Photo: Terezínská štafeta
Né à Prague en 1929, Hanuš Hachenburg passe son enfance dans un orphelinat juif depuis lequel il est déporté à Terezín. Servant de modèle pour la propagande nazie, le ghetto de Terezín soutient la création culturelle qui est soumise à une censure drastique. Néanmoins, quelques œuvres clandestines paraissent en plus de la production officielle, notamment le magazine littéraire « Vedem », publié par les garçons de la baraque numéro 1. Docteur en études théâtrales à l’Université de Strasbourg et directrice artistique de la compagnie Rodéo d’âme, Claire Audhuy décrit sa découverte de la pièce lors des recherches qu’elle a effectuées sur le théâtre de l’extrême :

« J’ai trouvé la pièce ‘On a besoin d’un fantôme’ d’Hanuš Hachenburg dans les archives du mémorial de Terezín. J’étais venue pour chercher dans les archives sans vraiment savoir ce que j’allais trouver. J’ai feuilleté par hasard le magazine ‘Vedem’, qui est un magazine clandestin créé par des jeunes enfants de Terezín. Je pense que je n’étais pas sur le bon chemin. J’étais en train de chercher une pièce de théâtre et je regardais un manuscrit du journal clandestin, donc, normalement, il n’y avait pas vraiment de lien. Et par hasard, dans les huit cents pages de ce magazine ‘Vedem’, il y avait la pièce de théâtre ‘On a besoin d’un fantôme’. C’était vraiment une grande surprise et un accident. Je n’aurais jamais dû la trouver normalement. »

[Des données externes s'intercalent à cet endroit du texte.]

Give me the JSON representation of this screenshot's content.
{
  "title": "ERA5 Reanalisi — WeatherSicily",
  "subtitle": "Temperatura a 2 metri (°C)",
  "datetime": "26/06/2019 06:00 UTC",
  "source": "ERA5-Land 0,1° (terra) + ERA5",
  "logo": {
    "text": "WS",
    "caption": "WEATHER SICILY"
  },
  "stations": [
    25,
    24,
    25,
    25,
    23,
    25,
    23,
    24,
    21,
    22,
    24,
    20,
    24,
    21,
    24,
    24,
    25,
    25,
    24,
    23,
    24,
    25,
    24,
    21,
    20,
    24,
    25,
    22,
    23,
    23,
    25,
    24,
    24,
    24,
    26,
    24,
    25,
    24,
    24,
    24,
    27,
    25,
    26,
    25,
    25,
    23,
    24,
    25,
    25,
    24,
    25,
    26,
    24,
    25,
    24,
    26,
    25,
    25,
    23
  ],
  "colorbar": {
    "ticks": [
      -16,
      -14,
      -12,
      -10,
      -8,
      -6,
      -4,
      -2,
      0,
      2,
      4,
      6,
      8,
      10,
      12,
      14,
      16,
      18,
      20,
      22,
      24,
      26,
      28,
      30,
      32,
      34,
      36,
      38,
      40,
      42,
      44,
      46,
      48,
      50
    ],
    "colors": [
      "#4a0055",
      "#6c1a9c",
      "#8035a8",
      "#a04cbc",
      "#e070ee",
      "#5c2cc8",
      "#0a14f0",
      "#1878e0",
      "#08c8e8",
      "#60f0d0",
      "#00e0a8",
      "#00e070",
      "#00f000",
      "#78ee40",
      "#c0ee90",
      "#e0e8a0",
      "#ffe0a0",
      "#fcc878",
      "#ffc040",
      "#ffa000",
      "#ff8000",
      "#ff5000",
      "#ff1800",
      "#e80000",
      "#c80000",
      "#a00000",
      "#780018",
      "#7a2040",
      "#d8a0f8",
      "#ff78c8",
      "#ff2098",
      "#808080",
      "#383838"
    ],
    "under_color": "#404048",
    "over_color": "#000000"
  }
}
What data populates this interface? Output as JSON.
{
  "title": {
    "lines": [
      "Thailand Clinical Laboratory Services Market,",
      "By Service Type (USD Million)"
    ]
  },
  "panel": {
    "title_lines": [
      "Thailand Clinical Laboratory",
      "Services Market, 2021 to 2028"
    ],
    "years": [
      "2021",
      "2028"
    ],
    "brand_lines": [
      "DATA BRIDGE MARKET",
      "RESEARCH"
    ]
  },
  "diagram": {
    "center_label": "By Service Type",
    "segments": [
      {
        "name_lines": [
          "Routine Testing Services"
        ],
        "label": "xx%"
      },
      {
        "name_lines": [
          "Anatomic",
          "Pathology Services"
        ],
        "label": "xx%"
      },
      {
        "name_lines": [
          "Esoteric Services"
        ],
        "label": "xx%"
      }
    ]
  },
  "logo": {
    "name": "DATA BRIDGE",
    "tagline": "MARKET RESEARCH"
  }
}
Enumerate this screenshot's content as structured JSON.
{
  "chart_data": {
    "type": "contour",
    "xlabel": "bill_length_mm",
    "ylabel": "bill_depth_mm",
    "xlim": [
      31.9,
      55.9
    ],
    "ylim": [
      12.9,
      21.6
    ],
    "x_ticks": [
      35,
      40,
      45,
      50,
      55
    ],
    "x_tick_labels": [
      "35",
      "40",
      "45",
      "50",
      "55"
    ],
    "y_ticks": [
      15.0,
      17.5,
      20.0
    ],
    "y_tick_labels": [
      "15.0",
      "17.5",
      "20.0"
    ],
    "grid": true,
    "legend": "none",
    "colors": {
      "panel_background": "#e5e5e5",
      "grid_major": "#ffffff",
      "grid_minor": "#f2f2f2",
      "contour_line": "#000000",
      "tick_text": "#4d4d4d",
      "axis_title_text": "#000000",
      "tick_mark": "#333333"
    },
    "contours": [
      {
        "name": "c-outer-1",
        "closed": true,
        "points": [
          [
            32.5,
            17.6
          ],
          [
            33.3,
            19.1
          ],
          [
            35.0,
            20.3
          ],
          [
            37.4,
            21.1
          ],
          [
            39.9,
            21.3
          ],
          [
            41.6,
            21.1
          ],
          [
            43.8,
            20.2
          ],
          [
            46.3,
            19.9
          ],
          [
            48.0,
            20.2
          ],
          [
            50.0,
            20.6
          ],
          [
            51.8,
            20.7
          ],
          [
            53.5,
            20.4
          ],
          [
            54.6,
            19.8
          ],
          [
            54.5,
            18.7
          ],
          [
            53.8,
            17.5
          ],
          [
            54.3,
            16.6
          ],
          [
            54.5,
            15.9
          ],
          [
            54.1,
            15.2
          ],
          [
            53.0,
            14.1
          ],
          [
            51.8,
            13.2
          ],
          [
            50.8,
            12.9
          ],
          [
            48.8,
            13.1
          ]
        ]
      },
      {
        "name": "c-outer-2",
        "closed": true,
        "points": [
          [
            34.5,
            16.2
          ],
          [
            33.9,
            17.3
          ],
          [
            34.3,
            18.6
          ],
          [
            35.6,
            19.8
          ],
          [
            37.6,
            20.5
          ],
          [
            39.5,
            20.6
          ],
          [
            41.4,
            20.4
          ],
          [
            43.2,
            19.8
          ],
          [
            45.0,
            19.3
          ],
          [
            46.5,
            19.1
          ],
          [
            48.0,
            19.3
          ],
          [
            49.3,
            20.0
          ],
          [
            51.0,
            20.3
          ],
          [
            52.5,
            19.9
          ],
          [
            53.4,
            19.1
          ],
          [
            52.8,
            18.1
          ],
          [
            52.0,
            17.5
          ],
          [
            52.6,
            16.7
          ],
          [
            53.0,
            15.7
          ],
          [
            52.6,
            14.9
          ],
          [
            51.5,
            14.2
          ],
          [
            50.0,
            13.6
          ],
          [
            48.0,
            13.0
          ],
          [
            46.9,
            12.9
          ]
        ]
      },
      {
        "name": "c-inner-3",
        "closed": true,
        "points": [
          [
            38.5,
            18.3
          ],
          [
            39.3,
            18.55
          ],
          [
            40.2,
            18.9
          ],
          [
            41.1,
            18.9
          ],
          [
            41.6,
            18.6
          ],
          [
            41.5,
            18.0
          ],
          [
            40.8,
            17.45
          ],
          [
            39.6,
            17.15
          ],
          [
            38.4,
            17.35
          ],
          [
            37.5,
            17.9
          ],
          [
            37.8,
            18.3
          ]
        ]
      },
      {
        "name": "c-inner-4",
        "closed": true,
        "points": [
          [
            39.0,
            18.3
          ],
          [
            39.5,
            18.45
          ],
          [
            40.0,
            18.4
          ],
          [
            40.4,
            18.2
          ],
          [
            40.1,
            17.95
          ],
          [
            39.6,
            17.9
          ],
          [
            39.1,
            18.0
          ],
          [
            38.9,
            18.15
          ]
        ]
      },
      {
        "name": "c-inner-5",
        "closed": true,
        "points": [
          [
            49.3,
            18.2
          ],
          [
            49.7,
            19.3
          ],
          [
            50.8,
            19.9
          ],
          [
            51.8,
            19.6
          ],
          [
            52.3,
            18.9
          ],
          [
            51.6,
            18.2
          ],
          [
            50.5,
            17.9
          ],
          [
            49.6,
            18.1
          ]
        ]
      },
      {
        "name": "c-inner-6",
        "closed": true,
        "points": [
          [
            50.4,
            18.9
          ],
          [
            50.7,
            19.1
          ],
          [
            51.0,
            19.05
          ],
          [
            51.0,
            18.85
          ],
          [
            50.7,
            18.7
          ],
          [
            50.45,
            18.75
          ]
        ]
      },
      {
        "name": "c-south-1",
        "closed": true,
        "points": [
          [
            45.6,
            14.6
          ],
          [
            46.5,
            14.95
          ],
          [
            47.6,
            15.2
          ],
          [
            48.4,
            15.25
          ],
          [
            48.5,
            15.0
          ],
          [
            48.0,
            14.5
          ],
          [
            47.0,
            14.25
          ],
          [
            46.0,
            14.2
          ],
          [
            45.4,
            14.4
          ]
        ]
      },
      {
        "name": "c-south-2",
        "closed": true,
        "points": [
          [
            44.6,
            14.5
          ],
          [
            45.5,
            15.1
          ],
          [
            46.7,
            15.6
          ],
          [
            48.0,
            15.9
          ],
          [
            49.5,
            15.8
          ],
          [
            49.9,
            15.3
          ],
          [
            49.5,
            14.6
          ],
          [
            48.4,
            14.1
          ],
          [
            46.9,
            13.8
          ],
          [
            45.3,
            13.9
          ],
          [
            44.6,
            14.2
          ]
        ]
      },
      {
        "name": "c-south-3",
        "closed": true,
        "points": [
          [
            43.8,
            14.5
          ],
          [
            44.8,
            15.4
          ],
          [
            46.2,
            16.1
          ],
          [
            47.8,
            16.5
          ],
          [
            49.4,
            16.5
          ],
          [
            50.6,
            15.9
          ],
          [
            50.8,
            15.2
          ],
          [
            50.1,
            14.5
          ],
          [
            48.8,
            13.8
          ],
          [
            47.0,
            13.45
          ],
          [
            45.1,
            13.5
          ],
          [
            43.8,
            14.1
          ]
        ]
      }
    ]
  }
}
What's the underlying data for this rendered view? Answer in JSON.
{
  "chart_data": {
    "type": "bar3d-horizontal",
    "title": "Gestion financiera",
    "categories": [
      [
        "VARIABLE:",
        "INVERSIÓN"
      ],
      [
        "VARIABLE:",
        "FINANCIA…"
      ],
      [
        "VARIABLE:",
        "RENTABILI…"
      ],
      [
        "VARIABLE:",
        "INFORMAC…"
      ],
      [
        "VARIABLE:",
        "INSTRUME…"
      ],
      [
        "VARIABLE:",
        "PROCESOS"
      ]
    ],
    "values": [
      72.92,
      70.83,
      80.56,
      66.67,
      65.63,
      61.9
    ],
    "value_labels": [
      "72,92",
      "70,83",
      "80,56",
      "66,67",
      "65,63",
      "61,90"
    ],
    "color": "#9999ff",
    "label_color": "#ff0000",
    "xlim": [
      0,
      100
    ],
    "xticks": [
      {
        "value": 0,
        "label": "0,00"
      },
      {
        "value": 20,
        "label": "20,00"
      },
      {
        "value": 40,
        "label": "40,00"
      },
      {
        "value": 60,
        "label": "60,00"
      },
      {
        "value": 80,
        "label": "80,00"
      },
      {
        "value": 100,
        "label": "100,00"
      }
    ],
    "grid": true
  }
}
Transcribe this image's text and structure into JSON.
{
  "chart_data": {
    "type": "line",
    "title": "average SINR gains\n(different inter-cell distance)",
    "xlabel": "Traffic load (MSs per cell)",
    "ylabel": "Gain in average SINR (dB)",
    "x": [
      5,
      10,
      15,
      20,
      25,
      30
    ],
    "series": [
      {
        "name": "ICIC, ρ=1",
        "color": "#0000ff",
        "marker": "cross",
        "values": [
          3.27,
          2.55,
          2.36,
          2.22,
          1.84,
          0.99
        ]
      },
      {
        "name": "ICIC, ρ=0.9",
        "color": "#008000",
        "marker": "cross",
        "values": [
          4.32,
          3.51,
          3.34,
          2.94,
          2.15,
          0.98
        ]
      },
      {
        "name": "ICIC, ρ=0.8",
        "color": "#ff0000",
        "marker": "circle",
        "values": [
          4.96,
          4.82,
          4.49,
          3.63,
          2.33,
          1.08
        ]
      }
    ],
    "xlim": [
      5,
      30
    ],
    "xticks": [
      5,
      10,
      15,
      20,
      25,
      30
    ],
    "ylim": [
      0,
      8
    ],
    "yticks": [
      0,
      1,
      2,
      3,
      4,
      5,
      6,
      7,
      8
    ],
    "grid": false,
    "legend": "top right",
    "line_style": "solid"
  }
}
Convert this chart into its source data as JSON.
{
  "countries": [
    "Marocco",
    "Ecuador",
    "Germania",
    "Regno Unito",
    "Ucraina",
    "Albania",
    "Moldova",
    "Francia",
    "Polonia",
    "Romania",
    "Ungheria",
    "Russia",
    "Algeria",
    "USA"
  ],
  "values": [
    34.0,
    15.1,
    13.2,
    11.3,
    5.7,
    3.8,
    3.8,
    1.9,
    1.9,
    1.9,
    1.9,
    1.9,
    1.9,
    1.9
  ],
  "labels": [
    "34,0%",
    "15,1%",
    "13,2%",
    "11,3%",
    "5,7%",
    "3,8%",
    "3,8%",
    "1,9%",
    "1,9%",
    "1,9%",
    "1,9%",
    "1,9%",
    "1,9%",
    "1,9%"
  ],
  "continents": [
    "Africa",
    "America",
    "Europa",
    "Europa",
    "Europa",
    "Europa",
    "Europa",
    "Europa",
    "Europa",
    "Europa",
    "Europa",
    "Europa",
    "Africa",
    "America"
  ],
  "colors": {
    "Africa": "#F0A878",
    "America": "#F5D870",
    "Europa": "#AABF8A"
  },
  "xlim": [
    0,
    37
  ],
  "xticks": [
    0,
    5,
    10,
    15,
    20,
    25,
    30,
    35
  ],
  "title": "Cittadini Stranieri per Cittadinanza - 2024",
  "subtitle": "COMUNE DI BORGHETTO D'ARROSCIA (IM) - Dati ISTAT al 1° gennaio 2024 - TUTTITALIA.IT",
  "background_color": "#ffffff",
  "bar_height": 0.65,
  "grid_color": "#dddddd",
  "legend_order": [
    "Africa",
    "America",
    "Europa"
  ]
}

'On a besoin d’un fantôme',  photo: Rodéo d’âme
Conservée grâce à un rescapé de Terezín, Zdeněk Taussig, la pièce dont l’auteur est mort quelques mois plus tard à Auschwitz-Birkenau, a été montée pour la première fois en 2001 par un Australien, Garry Friendmann. Même si elle a ensuite été reprise en 2011 par des étudiants pragois du lycée Přírodní, l’œuvre n’avait encore jamais fait l’objet d’une publication. Claire Audhuy explique pourquoi non seulement la pièce mais aussi l’histoire de son jeune auteur Hanuš Hachenburg lui tiennent particulièrement à cœur :

« Il a été déporté à Terezín, puis il est mort à Auschwitz. A Terezín, il a écrit une pièce de théâtre clandestine. Il ne nous reste plus rien d’Hanuš puisqu’il avait treize ans. Donc, je pense qu’il a été plutôt oublié. La seule chose visible qui reste d’Hanuš à Prague, c’est une petite plaque mémorielle qui a été posée au sol devant son orphelinat. »

En 2014, Claire Audhuy a également mis sur pied un projet spécial afin de présenter cette œuvre et son contexte historique aux élèves des écoles de Genève, en Suisse. Divisés en dix groupes, quelques 140 élèves âgés de treize et quatorze ans ont eu la possibilité de monter cette pièce à l’aide de professionnels du théâtre. Claire Audhuy revient sur cette expérience :

Terezín,  photo: Godot13,  CC BY-SA 3.0 Unported
« Le texte de la pièce ‘On a besoin d’un fantôme’ est assez compliqué. C’est-à-dire qu’il y a beaucoup d’humour noir et surtout beaucoup de références historiques. Si la pièce pouvait être assez claire pour Hanuš et ses camarades en 1943, elle n’était pas tout-à-fait abordable pour des élèves d’aujourd’hui. Nous avons dû expliquer certaines parties et surtout le contexte dans lequel elle a été écrite. Au début, les élèves étaient tout-à-fait perturbés par le texte et ils ne comprenaient pas un certain nombre des choses. Ils avaient surtout une grande appréhension du texte. Ils n’imaginaient pas une seconde que le texte puisse être drôle. Alors que pour moi, il est très drôle. »

Préfacée par George Brady, rescapé de Terezín et camarade de déportation d’Hanuš Hachenburg, la publication, qui a bénéficié du soutien de la Fondation pour la Mémoire de la Shoah, contient également le fac-similé tchèque, des dessins du ghetto ainsi que divers poèmes du même auteur.